If you’d like a sample that reflects a situation I find kind of hilarious rather than deeply depressing, though, have I got a pair of decisions for you! The late (recently late! she died very unexpectedly in January, of sepsis while on a trip to South America) Sarah Janecek, local political commentator, had a long-running feud with her next-door neighbor, Lee Rosenthal, with whom she shared a driveway. As relations deteriorated, Rosenthal put up a bunch of cameras. In 2013, Rosenthal caught her on video kicking over his garbage can. This apparently went to trial and she was acquitted of stalking and trespassing but convicted of misdemeanor disorderly conduct. She appealed. Jesson affirmed. Janecek also at some point filed for a harassment restraining order against Rosenthal because of those cameras, which she said were pointed in her windows. The initial judge tossed this; she appealed. Jesson remanded that decision and said that the judge erred because if they actually were pointed in her windows that was in fact a major invasion of her privacy. Anyway, her obituaries suggested that she was generally a lovely woman, but both she and Rosenthal sound like incredibly annoying neighbors, and this feud was the essence of “rich people behaving badly” — this all took place five blocks from Lake of the Isles.

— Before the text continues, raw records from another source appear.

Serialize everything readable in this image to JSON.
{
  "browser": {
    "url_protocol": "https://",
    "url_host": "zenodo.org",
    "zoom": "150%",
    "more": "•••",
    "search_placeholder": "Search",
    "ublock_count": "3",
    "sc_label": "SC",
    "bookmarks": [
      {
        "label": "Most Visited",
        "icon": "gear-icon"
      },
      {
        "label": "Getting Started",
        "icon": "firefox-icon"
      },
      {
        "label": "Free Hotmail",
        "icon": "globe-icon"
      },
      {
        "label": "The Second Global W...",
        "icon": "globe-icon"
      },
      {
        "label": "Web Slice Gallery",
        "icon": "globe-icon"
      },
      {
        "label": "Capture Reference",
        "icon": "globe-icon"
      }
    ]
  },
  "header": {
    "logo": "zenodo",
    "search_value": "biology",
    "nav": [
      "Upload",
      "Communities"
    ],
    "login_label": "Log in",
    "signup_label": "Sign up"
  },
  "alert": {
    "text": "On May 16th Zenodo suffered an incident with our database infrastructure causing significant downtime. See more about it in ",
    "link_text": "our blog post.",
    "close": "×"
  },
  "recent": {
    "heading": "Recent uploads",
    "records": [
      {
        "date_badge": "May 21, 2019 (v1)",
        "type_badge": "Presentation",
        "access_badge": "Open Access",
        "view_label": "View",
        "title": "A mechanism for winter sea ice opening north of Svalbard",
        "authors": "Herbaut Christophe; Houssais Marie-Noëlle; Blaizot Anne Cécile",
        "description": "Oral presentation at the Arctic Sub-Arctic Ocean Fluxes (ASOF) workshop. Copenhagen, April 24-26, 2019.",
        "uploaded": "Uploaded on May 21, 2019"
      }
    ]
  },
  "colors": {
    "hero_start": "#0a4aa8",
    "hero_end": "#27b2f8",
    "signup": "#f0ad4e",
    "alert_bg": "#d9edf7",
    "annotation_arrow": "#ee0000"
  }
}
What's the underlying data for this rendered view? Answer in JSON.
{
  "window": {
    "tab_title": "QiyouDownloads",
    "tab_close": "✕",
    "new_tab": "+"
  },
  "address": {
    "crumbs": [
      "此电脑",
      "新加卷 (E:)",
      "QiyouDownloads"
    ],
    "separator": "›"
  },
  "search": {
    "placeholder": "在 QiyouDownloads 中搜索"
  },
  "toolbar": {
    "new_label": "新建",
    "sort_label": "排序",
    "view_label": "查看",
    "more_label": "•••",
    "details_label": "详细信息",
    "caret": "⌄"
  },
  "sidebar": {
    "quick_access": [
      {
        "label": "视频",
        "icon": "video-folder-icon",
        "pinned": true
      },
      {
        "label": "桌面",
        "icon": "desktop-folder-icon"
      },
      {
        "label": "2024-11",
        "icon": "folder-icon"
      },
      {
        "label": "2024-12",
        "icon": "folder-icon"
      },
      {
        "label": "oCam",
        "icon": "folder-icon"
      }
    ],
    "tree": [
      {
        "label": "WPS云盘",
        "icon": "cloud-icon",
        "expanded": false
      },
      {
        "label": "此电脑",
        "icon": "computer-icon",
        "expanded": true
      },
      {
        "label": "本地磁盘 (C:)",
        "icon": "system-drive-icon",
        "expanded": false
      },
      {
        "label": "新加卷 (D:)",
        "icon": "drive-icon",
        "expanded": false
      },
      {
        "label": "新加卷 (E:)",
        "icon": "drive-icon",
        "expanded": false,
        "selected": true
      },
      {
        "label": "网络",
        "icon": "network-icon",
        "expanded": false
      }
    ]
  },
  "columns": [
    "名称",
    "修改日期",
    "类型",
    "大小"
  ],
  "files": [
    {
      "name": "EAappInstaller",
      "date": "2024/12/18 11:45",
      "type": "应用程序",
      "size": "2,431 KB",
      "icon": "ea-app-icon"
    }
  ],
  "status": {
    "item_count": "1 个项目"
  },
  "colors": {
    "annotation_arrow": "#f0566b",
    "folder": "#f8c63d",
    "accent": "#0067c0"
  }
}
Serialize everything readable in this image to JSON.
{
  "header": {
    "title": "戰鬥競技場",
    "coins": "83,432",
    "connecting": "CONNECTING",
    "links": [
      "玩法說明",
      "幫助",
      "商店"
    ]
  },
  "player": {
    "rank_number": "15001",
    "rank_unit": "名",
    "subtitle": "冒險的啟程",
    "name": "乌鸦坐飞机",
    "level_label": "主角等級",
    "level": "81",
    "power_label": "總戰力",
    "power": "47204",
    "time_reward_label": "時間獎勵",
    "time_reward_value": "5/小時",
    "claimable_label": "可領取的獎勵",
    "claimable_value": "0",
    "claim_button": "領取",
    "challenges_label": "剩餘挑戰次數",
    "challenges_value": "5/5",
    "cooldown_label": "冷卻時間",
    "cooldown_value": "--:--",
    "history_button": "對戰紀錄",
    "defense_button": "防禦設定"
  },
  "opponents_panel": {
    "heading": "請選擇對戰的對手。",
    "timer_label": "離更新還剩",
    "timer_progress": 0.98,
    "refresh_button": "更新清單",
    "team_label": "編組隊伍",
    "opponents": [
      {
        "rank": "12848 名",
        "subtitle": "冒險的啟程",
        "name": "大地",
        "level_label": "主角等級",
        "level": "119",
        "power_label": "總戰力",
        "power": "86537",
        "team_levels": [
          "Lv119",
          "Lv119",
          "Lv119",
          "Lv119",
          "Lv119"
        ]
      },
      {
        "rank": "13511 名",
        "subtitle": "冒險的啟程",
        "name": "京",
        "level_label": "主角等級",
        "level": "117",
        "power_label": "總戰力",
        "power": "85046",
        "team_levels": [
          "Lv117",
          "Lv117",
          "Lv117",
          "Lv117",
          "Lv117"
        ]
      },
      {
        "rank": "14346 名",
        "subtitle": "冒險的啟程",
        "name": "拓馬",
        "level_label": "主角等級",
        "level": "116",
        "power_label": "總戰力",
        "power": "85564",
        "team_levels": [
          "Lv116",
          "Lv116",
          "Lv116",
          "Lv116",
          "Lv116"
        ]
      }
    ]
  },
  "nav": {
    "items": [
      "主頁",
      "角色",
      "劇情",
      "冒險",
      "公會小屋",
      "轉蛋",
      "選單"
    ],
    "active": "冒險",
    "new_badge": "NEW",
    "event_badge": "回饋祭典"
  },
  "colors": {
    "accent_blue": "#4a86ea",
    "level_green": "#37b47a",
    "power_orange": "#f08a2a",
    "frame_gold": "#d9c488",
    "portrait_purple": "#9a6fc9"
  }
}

Anyway! I am not a lawyer, but my impression after having read Jesson’s opinions is that she’s fair, thoughtful, and smart.
Her website actually glosses over her resume in places. She has a really impressive resume, and you can see it laid out in more detail along with her responses to questions on the MN Bar site.
A.L. Brown does have a website, but in order to find it I had to hunt him down on Facebook, where he posted up a link to his website late last week, and Google still doesn’t find it when I search “Anthony L Brown for Judge” in an incognito window, so I’m pretty sure he really did just get this site up.
You can also watch a two-minute video of him talking about why he wants to be a judge, you can see his page at his law firm, and you can read his MN Bar Association questionnaire. This news article has a little coverage of each of them, including Brown saying he decided to run against Jesson because she has been on the bench for the least time.
I looked at all this stuff and was not impressed. If there’s one thing appellate judges are expected to do, it is write like they’re running out of time: “Almost every week on the Court of Appeals, a judge decides six cases, authoring two of those opinions,” Jesson said in the MNBA questionnaire. And you can see not only from her opinions but from her questionnaire and her website that she is someone who has the discipline to do that. Brown, on the other hand, did not get his website up until a month before the election.
And I am impressed by Lucinda Jesson, and will enthusiastically vote for her.